24/7 Wall Street says this was due to the use of hydraulic fracturing in the state's Bakken shale formation. The oil and gas boom brought jobs to North Dakota, which had the nation's lowest unemployment rate in 2011 at 3.5%, and economic growth.

Between 2010 and 2011, North Dakota's GDP jumped 7.6%, by far the largest increase in the nation. This growth has also increased home values, which rose a nation-leading 29% between 2006 and 2011. North Dakota and Montana are the only two states that have not reported a budget shortfall since fiscal 2009.

California is 24/7 Wall St.'s "Worst Run State" for the second year in a row. Due to high levels of debt, the state's S&P credit rating is the worst of all states, while its Moody's credit rating is the second-worst. Much of California's fiscal woes involve the economic downturn. Home prices plunged by 33.6% between 2006 and 2011, worse than all states except for three. The state's foreclosure rate and unemployment rate were the third- and second-highest in the country, respectively.
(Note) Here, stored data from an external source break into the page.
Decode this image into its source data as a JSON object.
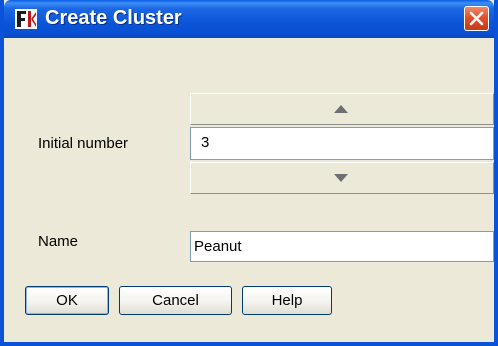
{
  "window": {
    "title": "Create Cluster",
    "icon": "app-icon",
    "close_icon": "close-icon"
  },
  "form": {
    "initial_number_label": "Initial number",
    "initial_number_value": "3",
    "increment_icon": "triangle-up-icon",
    "decrement_icon": "triangle-down-icon",
    "name_label": "Name",
    "name_value": "Peanut"
  },
  "buttons": {
    "ok": "OK",
    "cancel": "Cancel",
    "help": "Help"
  },
  "colors": {
    "titlebar": "#0a52d8",
    "dialog_bg": "#ece9d8",
    "close_button": "#e2502b",
    "input_border": "#7f9db9"
  }
}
But efforts to get finances on track are moving forward, according to the website. State voters passed a ballot initiative to raise sales taxes as well as income taxes for people who make at least $250,000 a year. While median income is the 10th-highest in the country, the state also has one of the highest tax burdens on income. According to the Tax Foundation, the state also has the third-worst business tax climate in the country.